Santa Fe New Mexican

Animal shelter’s failings reflect our community’s lack of vision

- Sally Blakemore lives in Santa Fe.

Thank you, Ali MacGraw, for such a heartfelt letter in The New Mexican (“Shelter’s supporters deserve explanatio­n,” May 27) concerning the loss of culture and heart of our formerly fabulous animal rescue and adoption center.

How can this happen?

St. Francis, our guardian saint of the city, is rolling in his grave right now. Santa Fe, as the city of refuge and faith, has become not Santa Fe Different, but Santa Fe Corporate.

The selling of Santa Fe is so sad to me. Prefab, prison-like residences for “affordable housing” are produced somewhere else and loaded into the earth with PVC pipes as kits.
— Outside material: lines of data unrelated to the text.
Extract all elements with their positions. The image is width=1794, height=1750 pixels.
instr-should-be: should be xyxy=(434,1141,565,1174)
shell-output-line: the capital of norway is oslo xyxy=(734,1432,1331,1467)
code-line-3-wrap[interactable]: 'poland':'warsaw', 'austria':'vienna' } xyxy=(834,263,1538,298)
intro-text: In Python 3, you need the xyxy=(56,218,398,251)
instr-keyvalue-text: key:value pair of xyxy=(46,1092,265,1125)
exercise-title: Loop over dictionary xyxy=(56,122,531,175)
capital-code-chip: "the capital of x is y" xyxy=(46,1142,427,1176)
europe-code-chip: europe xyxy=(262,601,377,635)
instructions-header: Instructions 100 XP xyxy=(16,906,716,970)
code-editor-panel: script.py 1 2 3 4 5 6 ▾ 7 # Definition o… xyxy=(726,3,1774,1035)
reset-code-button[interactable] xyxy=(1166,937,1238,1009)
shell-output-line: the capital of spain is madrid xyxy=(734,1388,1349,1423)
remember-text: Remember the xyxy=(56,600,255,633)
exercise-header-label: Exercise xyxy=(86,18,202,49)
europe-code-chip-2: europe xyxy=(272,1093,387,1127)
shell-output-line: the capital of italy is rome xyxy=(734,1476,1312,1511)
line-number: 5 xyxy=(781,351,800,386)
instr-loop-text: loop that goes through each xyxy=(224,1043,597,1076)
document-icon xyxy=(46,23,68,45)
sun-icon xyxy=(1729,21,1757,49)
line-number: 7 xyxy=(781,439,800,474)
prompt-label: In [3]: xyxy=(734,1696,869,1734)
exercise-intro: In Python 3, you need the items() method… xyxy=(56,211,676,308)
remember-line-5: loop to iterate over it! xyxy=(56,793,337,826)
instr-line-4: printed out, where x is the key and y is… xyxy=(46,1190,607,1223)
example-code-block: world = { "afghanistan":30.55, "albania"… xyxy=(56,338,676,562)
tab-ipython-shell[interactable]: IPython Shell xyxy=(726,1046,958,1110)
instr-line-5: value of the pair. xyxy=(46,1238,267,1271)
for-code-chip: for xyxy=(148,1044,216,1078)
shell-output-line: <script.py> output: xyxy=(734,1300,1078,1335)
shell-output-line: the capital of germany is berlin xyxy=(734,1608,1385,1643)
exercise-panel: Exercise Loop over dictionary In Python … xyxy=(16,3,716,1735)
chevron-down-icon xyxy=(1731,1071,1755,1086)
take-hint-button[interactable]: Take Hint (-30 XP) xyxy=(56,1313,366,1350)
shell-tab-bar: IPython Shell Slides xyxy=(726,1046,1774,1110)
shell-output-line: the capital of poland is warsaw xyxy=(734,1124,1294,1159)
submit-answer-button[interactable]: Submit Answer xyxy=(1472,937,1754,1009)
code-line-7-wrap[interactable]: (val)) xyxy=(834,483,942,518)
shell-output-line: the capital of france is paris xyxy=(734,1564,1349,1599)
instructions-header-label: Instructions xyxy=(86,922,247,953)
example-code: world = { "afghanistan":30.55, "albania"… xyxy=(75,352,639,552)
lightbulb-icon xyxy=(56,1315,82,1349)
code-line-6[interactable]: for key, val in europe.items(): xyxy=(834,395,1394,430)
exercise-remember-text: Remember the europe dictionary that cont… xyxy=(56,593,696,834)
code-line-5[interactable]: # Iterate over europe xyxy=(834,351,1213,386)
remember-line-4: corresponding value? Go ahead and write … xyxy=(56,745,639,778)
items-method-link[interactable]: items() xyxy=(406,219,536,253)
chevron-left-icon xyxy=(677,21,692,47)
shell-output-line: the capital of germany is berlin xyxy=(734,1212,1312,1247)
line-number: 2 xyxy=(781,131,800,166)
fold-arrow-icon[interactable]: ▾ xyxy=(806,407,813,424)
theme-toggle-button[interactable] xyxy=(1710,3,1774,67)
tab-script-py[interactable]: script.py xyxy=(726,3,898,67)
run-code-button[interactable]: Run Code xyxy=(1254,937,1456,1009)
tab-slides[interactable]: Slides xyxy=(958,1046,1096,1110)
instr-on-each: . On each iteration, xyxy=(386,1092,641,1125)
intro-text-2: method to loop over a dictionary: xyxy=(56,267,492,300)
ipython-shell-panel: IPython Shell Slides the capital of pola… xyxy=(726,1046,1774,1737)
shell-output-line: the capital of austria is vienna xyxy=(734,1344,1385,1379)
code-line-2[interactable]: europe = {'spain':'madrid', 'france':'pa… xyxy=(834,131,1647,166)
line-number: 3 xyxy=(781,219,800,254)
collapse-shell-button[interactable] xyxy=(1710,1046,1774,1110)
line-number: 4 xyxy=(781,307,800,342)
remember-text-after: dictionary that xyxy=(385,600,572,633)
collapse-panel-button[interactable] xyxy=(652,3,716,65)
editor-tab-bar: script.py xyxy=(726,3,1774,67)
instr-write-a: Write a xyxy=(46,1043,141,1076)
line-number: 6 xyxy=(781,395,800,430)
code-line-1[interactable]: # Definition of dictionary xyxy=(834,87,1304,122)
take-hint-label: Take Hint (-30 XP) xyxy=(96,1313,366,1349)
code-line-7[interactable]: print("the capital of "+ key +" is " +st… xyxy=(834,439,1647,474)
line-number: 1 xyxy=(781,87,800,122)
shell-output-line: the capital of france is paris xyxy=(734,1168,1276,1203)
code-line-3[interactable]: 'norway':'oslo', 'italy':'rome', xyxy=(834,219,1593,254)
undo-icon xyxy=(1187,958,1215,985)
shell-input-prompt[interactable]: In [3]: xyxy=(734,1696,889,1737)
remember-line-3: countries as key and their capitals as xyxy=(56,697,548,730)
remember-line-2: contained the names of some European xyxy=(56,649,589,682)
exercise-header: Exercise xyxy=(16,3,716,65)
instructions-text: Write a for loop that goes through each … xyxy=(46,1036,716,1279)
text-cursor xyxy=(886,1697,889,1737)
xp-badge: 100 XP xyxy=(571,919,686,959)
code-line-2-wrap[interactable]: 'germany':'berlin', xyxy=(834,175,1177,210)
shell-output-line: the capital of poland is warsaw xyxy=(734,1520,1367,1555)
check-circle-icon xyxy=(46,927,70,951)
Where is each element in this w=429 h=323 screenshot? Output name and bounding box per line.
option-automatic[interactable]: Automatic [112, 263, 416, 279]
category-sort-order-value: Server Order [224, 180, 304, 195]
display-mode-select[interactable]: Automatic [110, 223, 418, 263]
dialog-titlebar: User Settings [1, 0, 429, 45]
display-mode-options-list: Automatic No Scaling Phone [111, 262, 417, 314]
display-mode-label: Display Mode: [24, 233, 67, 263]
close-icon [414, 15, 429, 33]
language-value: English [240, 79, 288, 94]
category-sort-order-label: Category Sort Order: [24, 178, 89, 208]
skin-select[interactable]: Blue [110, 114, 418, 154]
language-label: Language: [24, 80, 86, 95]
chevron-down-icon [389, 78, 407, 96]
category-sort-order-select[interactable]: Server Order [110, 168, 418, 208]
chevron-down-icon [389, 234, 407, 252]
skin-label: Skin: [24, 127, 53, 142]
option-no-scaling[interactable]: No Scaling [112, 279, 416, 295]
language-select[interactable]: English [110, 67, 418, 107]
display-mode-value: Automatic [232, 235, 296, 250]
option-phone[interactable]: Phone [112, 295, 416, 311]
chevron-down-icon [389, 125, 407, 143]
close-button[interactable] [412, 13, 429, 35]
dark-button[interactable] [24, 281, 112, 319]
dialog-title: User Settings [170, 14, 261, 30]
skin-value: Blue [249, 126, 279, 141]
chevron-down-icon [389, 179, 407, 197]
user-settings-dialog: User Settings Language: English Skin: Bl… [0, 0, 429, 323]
They are all over America.

Once, I heard the new CEO of Homewise say on the radio during a real estate show, “Well, there are affordable houses and attainable houses.”

I was aghast.

We all know the secrets are flying around behind closed doors, making deals that are really shortsight­ed and not at all visionary, which is really what our city could be:.

There is enough creative talent in this city to really influence the entire world, but we have fallen into a parody of what we want to sell as Santa Fe — gray mediocrity, gated communitie­s, ugly renovated Bellamah houses and too many marble countertop­s for me.

But let’s focus on restoring our humane society. Profits should not be made from struggling animals and people who are too poor to even care for them.

That we have no veterinary emergency center, or vets who are not corporate, is the end.

Save your soul and get rid of the new California owners of our animals’ lives.